Figure 2.Monarch Data Architecture. Structured and unstructured data sources are loaded into SciGraph via Dipper. Ontologies are also loaded into SciGraph, resulting in a combined knowledge and data graph. Data is disseminated via SciGraph Services, an ontology-enhanced Solr instance called GOlr, and to the OwlSim semantic similarity software.
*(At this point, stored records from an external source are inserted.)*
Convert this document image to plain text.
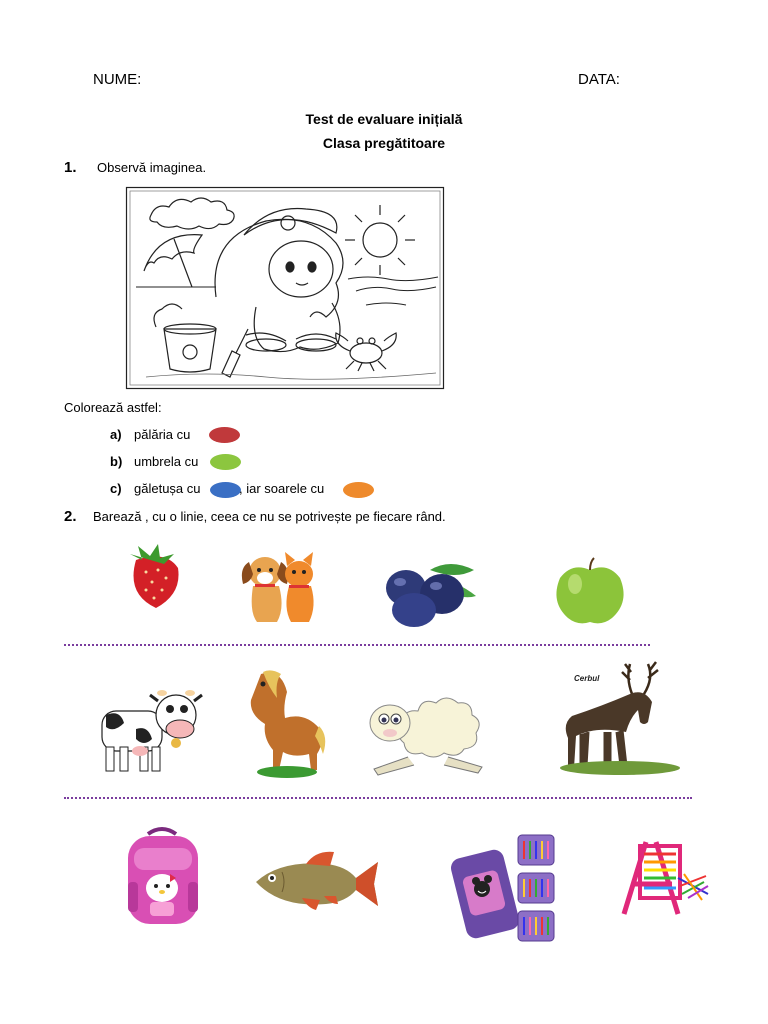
NUME:	DATA:
Test de evaluare inițială
Clasa pregătitoare
1. Observă imaginea.
Colorează astfel:
a) pălăria cu
b) umbrela cu
c) găletușa cu	, iar soarele cu
2. Barează , cu o linie, ceea ce nu se potrivește pe fiecare rând.
Cerbul
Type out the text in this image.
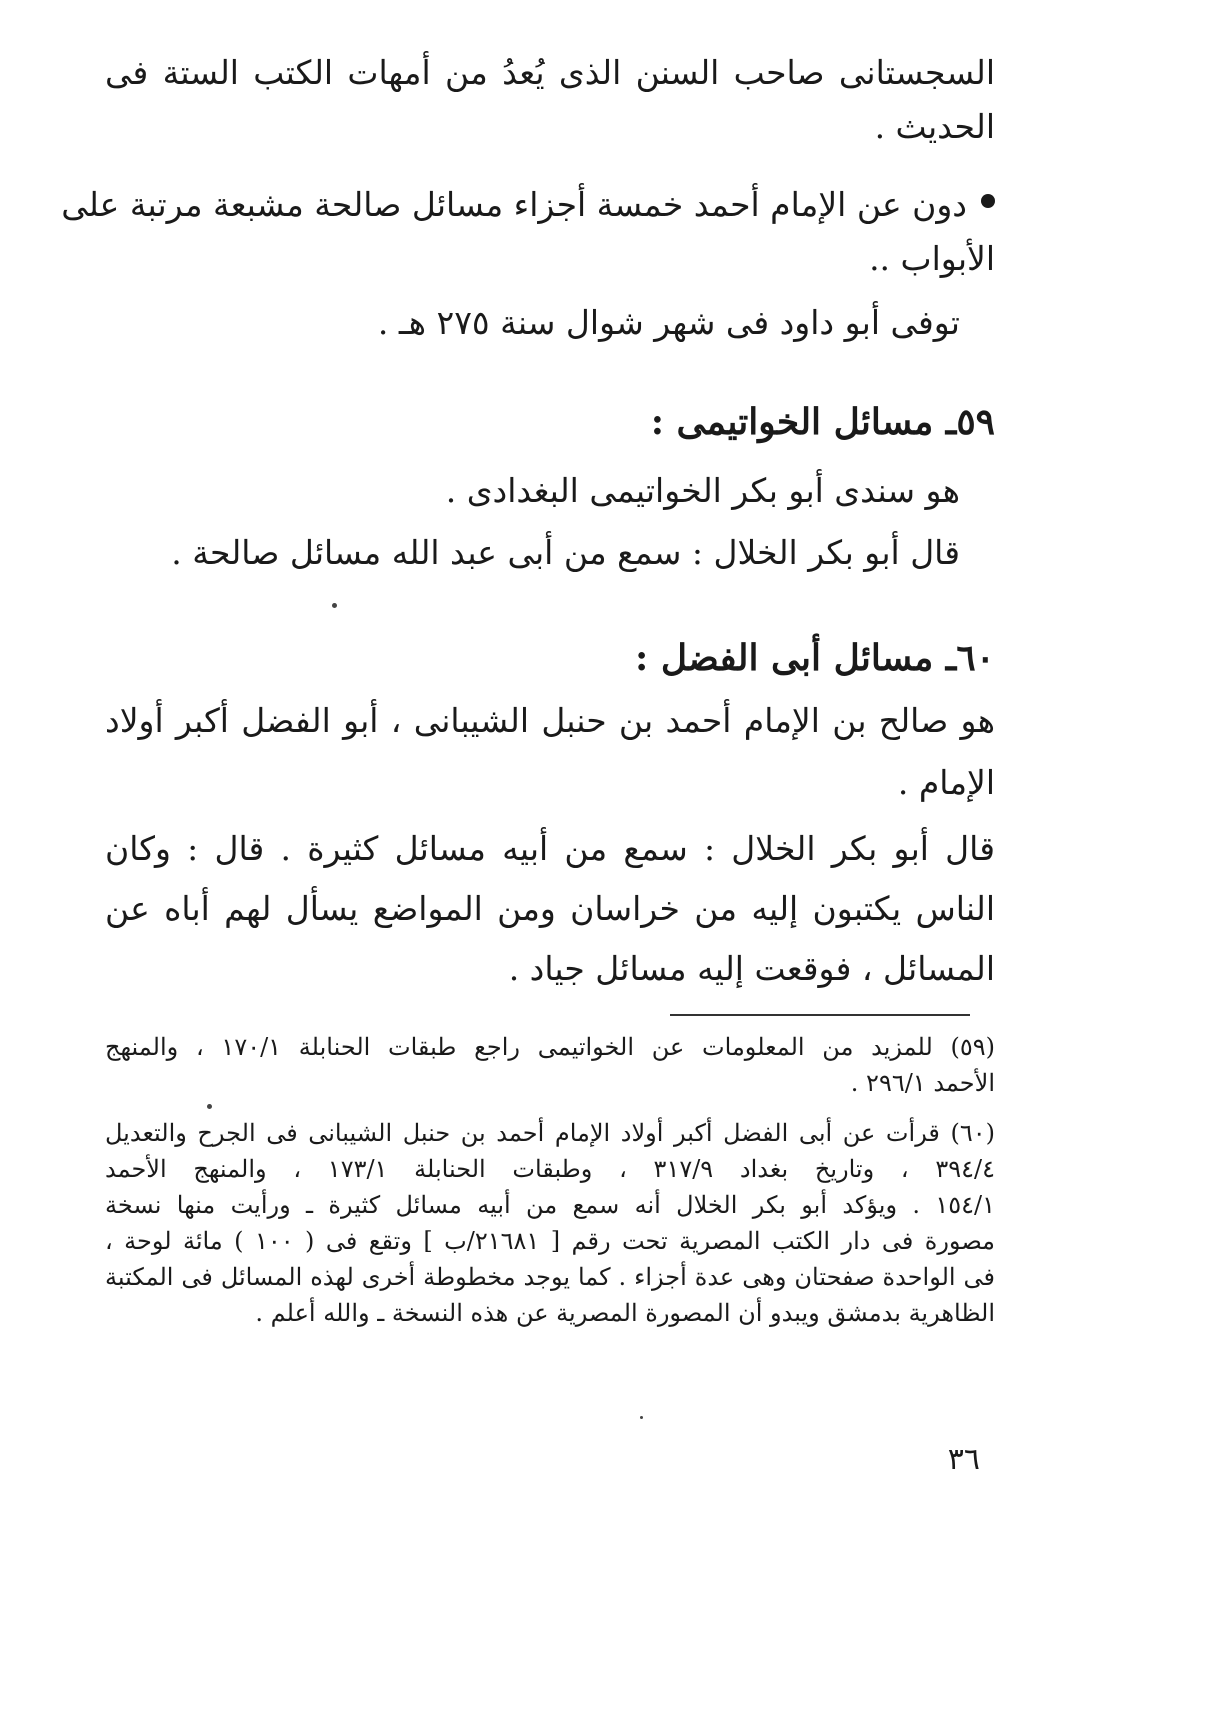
السجستانى صاحب السنن الذى يُعدُ من أمهات الكتب الستة فى
الحديث .
دون عن الإمام أحمد خمسة أجزاء مسائل صالحة مشبعة مرتبة على
الأبواب ..
توفى أبو داود فى شهر شوال سنة ٢٧٥ هـ .
٥٩ـ مسائل الخواتيمى :
هو سندى أبو بكر الخواتيمى البغدادى .
قال أبو بكر الخلال : سمع من أبى عبد الله مسائل صالحة .
٦٠ـ مسائل أبى الفضل :
هو صالح بن الإمام أحمد بن حنبل الشيبانى ، أبو الفضل أكبر أولاد
الإمام .
قال أبو بكر الخلال : سمع من أبيه مسائل كثيرة . قال : وكان
الناس يكتبون إليه من خراسان ومن المواضع يسأل لهم أباه عن
المسائل ، فوقعت إليه مسائل جياد .
(٥٩) للمزيد من المعلومات عن الخواتيمى راجع طبقات الحنابلة ١٧٠/١ ، والمنهج
الأحمد ٢٩٦/١ .
(٦٠) قرأت عن أبى الفضل أكبر أولاد الإمام أحمد بن حنبل الشيبانى فى الجرح والتعديل
٣٩٤/٤ ، وتاريخ بغداد ٣١٧/٩ ، وطبقات الحنابلة ١٧٣/١ ، والمنهج الأحمد
١٥٤/١ . ويؤكد أبو بكر الخلال أنه سمع من أبيه مسائل كثيرة ـ ورأيت منها نسخة
مصورة فى دار الكتب المصرية تحت رقم [ ٢١٦٨١/ب ] وتقع فى ( ١٠٠ ) مائة لوحة ،
فى الواحدة صفحتان وهى عدة أجزاء . كما يوجد مخطوطة أخرى لهذه المسائل فى المكتبة
الظاهرية بدمشق ويبدو أن المصورة المصرية عن هذه النسخة ـ والله أعلم .
٣٦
Monarch applications and end users access the services for graph querying, application population and phenotype matching.
Figure 3.Data types, sources, and the ontologies used for their integration into the Monarch knowledge graph. Each data source uses or is mapped to a suite of different ontologies or vocabularies. These are in turn integrated into bridging ontologies for Genetics (GENO), Anatomy (Uberon/CL), Phenotypes (UPheno) and Diseases (MonDO).
Figure 4.Distribution of phenotypic annotations across species in Monarch, broken down by the top levels of the phenotype ontology. The graph can be interactively explored at https://monarchinitiative.org/phenotype/. Note that annotations are currently dominated by human, mouse, zebrafish and C. elegans (top panel); the chart is faceted allowing individual species to be switched on and off to see contributions for less data-rich species such as veterinary animals and monkeys (middle panel). Clicking on a given phenotype text allows drilling down to its subtypes (lower panel).
Figure 5.Annotated Monarch webpage for Marfan and Marfan Related syndrome. This group of syndromic diseases has a number of different associations spanning multiple entity types—disease phenotypes, implicated human genes, variants and animal models and other model systems. An abstraction of the contents and features of the tabs is shown in the lower panel. Actual contents of the tabs are best viewed in the context of the web app at https://monarchinitiative.org/DOID:14323.
Figure 6.Partial screenshot of PhenoGrid showing Marfan syndrome. PhenoGrid shows input phenotypes in rows, models in columns, and cell contents color-coded with greater saturation indicating greater similarity. Disease phenotypes are shown as rows, and phenotypically matching human diseases and model organism genes are shown as columns—the saturation of a cell correlates with strength if phenotypic match. Mouse-over tooltips highlight diseases associated with a selected phenotype (or vice-versa), or details (including similarity scores) of any match between a phenotype and a model. User controls support the selection of alternative sort orders, similarity metrics, and displayed organism(s) (mouse, human, zebrafish or the 10 most similar models for each). Here, we see all diseases or genes that exhibit ‘Hypoplasia of the mandible’ with the matching mouse gene Tfgb2. Actual PhenoGrid data is best viewed in the context of the web app at https://monarchinitiative.org/Orphanet:284993#compare. Note matches do not need to be exact—here the mouse phenotype of ‘small mandible’ (Mouse Phenotype Ontology) has a high scoring match to ‘micrognathia’ (Human Phenotype Ontology) based on the fact that both phenotypes are related to ‘small mandible’ (Mouse Phenotype Ontology). Advanced PhenoGrid features (not displayed) include the ability to alter the scoring and sorting methods, as well as zoomed-out map-style navigation.